I know that Tate, who appears outwardly typical in appearance, just, well, isn’t. His brain works in mysterious ways.
When our Tater Tot is excited, he flaps and volume control goes out the window. When he’s anxious, he paces, he flaps, he pulls his underwear waistband, he emits some odd sounds…a mix between a hum and a pained cry. So, yeah, not “typical”.
We walk the fine line that so many who live with Autism do…the one between encouraging more socially acceptable behaviors and allowing your child/brother/nephew/grandson just be himself.
Our family knows that this is Tate. It’s who he is, and how he reacts. We all, 2.5 y.o. Cole included, know how to talk Tate down from his anxiety. We all know which stims work best when…and we are starting to decode his scripts…even Jake, who has language issues himself, knows that Tate’s scripts mean something.
I have been preparing myself for the inevitable. The questions from kids in the neighborhood, at church, at the store, at the park….why does he do THAT? However, last night, as my boys frolicked in the Summer-ness outside, I felt blindsided.
We were outside with two neighbor families. The one family has a daughter Jake’s age, and 2 sons, each a year behind my two younger boys. The other family has a 3 y.o. daughter and infant son. The kids had been chasing each other through the yards and the cul-de-sac out front. They were all having so much fun. And Tate? He was keeping up, having fun and, loving being in the thick of things.
Somehow we ended up in our neighbor’s back yard. They have a small playset (since it’s only their 3 y.o. who plays out there currently), which has one toddler swing and a regular swing. The older neighbor girl, the one Jake’s age, began to swing on it. Cole was in the toddler swing.
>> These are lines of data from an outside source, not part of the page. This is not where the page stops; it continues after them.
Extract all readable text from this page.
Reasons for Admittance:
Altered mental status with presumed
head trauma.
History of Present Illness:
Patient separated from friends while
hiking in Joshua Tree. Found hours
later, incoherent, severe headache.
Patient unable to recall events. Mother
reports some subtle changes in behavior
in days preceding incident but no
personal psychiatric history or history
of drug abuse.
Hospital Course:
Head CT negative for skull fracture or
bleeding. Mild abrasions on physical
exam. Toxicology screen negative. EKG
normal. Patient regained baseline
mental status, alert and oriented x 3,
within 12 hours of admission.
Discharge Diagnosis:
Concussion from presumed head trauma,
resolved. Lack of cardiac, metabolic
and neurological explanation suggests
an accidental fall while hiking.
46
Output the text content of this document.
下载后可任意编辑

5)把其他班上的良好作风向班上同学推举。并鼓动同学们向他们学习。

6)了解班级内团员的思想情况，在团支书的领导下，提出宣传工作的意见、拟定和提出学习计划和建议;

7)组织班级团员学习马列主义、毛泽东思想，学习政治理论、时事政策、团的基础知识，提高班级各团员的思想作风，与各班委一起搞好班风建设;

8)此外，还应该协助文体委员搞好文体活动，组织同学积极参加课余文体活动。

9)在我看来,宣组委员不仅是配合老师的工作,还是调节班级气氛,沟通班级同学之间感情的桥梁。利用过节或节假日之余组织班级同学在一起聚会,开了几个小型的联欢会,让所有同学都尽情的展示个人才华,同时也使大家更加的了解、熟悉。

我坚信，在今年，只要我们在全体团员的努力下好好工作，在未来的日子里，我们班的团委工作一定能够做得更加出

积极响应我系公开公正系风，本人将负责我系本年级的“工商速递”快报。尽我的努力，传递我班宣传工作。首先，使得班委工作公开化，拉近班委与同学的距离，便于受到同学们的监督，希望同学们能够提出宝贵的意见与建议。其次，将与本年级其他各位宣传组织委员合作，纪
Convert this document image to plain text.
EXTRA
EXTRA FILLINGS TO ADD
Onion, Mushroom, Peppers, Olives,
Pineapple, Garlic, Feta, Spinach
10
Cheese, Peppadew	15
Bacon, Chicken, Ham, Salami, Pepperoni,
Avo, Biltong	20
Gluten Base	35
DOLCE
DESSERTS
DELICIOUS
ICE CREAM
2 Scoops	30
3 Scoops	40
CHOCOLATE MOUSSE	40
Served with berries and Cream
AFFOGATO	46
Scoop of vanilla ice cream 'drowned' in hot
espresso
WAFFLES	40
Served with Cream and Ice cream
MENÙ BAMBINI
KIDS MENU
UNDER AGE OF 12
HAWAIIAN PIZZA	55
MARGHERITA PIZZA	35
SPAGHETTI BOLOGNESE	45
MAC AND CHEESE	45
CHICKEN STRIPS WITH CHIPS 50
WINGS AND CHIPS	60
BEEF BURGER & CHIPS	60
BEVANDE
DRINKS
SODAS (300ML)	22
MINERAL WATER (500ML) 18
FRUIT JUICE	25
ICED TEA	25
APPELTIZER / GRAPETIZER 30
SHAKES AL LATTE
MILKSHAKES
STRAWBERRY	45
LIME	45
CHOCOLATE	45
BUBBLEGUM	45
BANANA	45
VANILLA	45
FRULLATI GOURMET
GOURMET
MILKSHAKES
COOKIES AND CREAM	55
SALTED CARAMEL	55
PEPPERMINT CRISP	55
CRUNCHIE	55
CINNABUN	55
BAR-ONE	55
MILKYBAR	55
Tate ran toward us. He made a beeline for the regular swing. He started to flap. I could see the anxiety catch up with him. Between the 7 kids roaming around, and Tate’s desire to swing on the unavailable swing, his inability to cope became obvious. He lost his words, and the emotions took over. He flapped. He paced. He made that noise.
Me: It’s ok, Tater. You can have a turn soon. She’ll let you swing when she’s done.
Tate: hruuuahhhuuuh. I’m fine. Huuurrmm. Huuurrmm. (Flap, flap, flap)
Me: Settle down, sweetie. It’s ok. (I reached out and gave a deep pressure hug.)
Tate: I’m fine (his script) (Flap, flap, flap)
A: Mrs. Hope, why does he do that?
Me: The flapping?
A: Yes. Why?
Me: (hoping the panic didn’t show on my face) Well, A, Tate reacts to anxiety differently than we do. Like, when we get excited, or really, really want something, but aren’t sure we’ll get it and we just wring our hands or think things quietly in our heads, well, Tate shows that feeling with his hands and feet. We might feel that way, but we do it inside, where Tate puts it out there.
Me: It’s not bad or anything…just a different way of handling his emotions.
A: Yeah, I guess. (Gets off the swing.) Hey, bud, you can use this now.
Me: Thanks, A.
A: Sure. He really wants it more than I do….
Aaaannndddd, exhale. I am very lucky that one of my first explanations was to a girl who is (1) very mature for her age, and (2) fairly understanding of younger kids. I am sure she had more questions for her mom later, but she was content with my explanation for the time being…
Now to refine my explanation for future questions, looks, and judgements…
By the way, while we discuss Autism in our house, we really haven’t said much to other kids. Tate has never asked, and if I tell him, I don’t know how much sinks in. Jake asked once, but then he was like, oh, that’s Tater.
Our friends know, but never ask if we want to talk to their kids about it…and I never know if I should bust into a lesson about neuro-diversity.
Sometimes this parenting gig is hard!